En definitiva, hablamos de una arquitectura sensible al impacto que provoca en la naturaleza, que intenta minimizar el gasto energético y con él, la contaminación ambiental.

Para conseguirlo, el diseño bioclimático se fundamenta en el análisis climático del sitio de estudio, para lo que es necesario procesar los principales datos climatológicos (temperatura, humedad, precipitación pluvial o radiación, entre otros) utilizando gráficas, mapas, o proyecciones típicas de la geometría solar.

El diseño de la arquitectura bioclimática debe adaptarse a…

 

La trayectoria solar

El Sol es la principal fuente de energía que afecta al diseño bioclimático, por eso, es necesario adquirir una idea de su trayectoria en las distintas estaciones del año, motivadas por el eje de rotación de la Tierra, que no es siempre perpendicular al plano de su trayectoria de traslación con respecto a dicha estrella, sino que forma un ángulo variable dependiendo del periodo anual.

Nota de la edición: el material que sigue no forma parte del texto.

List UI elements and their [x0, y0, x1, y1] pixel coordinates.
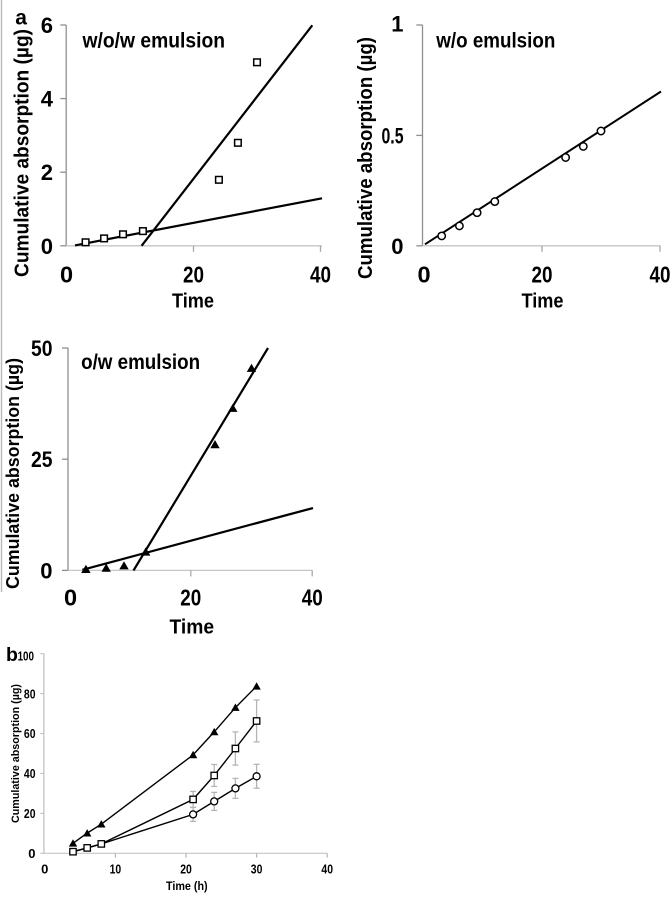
svg-text:40: 40	[24, 766, 36, 781]
svg-text:40: 40	[650, 262, 671, 288]
svg-text:20: 20	[532, 262, 553, 288]
svg-text:w/o/w emulsion: w/o/w emulsion	[82, 30, 225, 53]
svg-text:0: 0	[391, 234, 403, 259]
svg-text:Time: Time	[172, 291, 214, 313]
svg-text:Cumulative absorption (µg): Cumulative absorption (µg)	[11, 29, 33, 277]
svg-text:100: 100	[18, 648, 34, 663]
svg-text:o/w emulsion: o/w emulsion	[81, 351, 200, 374]
svg-text:0: 0	[41, 861, 48, 876]
svg-text:w/o emulsion: w/o emulsion	[435, 29, 555, 52]
svg-text:0.5: 0.5	[382, 123, 404, 148]
svg-text:1: 1	[391, 12, 403, 37]
svg-text:10: 10	[110, 861, 122, 876]
svg-text:Cumulative absorption (µg): Cumulative absorption (µg)	[2, 358, 23, 589]
svg-text:20: 20	[183, 262, 204, 288]
svg-text:6: 6	[41, 13, 53, 38]
svg-text:Cumulative absorption (µg): Cumulative absorption (µg)	[10, 684, 22, 823]
svg-text:2: 2	[41, 160, 53, 185]
svg-text:50: 50	[31, 336, 53, 361]
svg-text:Time: Time	[522, 291, 564, 313]
svg-text:20: 20	[180, 861, 192, 876]
svg-text:20: 20	[24, 806, 36, 821]
svg-text:80: 80	[24, 686, 36, 701]
svg-text:60: 60	[24, 726, 36, 741]
svg-text:Cumulative absorption (µg): Cumulative absorption (µg)	[355, 37, 377, 279]
svg-text:a: a	[15, 7, 27, 30]
svg-text:4: 4	[41, 87, 54, 112]
svg-text:0: 0	[41, 234, 53, 259]
svg-text:Time: Time	[170, 617, 215, 639]
svg-text:30: 30	[251, 861, 263, 876]
svg-text:25: 25	[31, 447, 53, 472]
svg-text:40: 40	[302, 585, 323, 611]
svg-text:20: 20	[180, 585, 201, 611]
svg-text:0: 0	[28, 846, 35, 861]
svg-text:40: 40	[310, 262, 331, 288]
svg-text:b: b	[6, 644, 18, 666]
svg-text:Time (h): Time (h)	[166, 881, 208, 893]
svg-text:0: 0	[64, 585, 77, 611]
svg-text:0: 0	[60, 262, 73, 288]
svg-text:0: 0	[40, 558, 52, 583]
svg-text:0: 0	[417, 262, 430, 288]
svg-text:40: 40	[321, 861, 333, 876]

Esta rotación incide sobre la radiación recibida por fachadas verticales orientadas al sur que, en una ciudad como Cáceres, en invierno reciben la mayoría de la radiación, mientras que las otras orientaciones apenas la reciben. En cambio, en verano, el Sol está más vertical a mediodía, por lo que la fachada sur recibe menos la incidencia de los rayos solares de forma directa, mientras que las fachadas este y oeste son especialmente castigadas durante las mañanas y las tardes.

 

La temperatura

Lo más habitual, cuando el clima es frío, es beneficiarse al máximo de: la energía térmica del Sol, por ejemplo para calefacción y agua caliente sanitaria; el efecto invernadero de los cristales; o minimizar las pérdidas de calor (a través de un buen aislamiento térmico) si hay algún elemento calefactor.

Cuando el clima es cálido, lo normal es: construir muros anchos; utilizar en el tejado y la fachada colores claros; emplear toldos y cristales especiales, como doble cristal; o tener buena ventilación y usar algún sistema de refrigeración, (aislando la vivienda) son otras soluciones.

 

La orientación

Dirigiendo la orientación de las ventanas acristaladas al sur en el Hemisferio Norte, y al norte en el Hemisferio Sur, se consigue captar mayor radiación solar en invierno y menos en verano, lo que consigue reducir el gasto energético.

 

El soleamiento

Las ventanas con adecuada protección solar, alargadas en sentido vertical y situadas en la cara interior del muro, dejan entrar menos radiación en verano, evitando el sobrecalentamiento de locales cálidos.

No obstante, este efecto no es aconsejable en lugares fríos o durante el invierno. Las ventanas deberían ser más grandes y situarse en la cara exterior del muro, con miradores acristalados, para potenciar la captación de la radiación solar.

 

El aislamiento térmico

Con un aislamiento térmico correcto y adaptado a las condiciones ambientales de cada lugar, se puede conseguir un gran retorno del dinero invertido en la construcción de la edificación.

Por ejemplo, es normal utilizar muros gruesos que retardan las variaciones de temperatura, debido a su inercia térmica o construir edificios enterrados o semi enterrados, aprovechando también dicha propiedad de la tierra que los rodea, estabilizando la oscilación de temperatura y reduciendo el gasto energético.

 

La ventilación cruzada

La diferencia térmica y presión entre dos estancias con orientaciones opuestas genera una corriente de aire que facilita la ventilación, lo que resulta muy útil en climas cálidos o húmedos para mantener un adecuado confort térmico.

Para diseñar adecuadamente la ventilación es necesario conocer la dirección, la velocidad y la temperatura a través de los datos climáticos de cada sitio de estudio. Esto permite que la ventilación también pueda ser utilizada, por ejemplo, para aumentar la humedad del aire, sobre todo, en climas cálidos secos.

 

Un plus, la integración de energías renovables

Mediante la integración de fuentes de energía renovable en la arquitectura bioclimática es posible obtener consumo de generación propia y no contaminante. Incluso, puede se puede generar más de la consumida, que podría ser vendida a la red. Las fuentes más empleadas son la energía eólica, la solar fotovoltaica, la solar térmica y la geotérmica.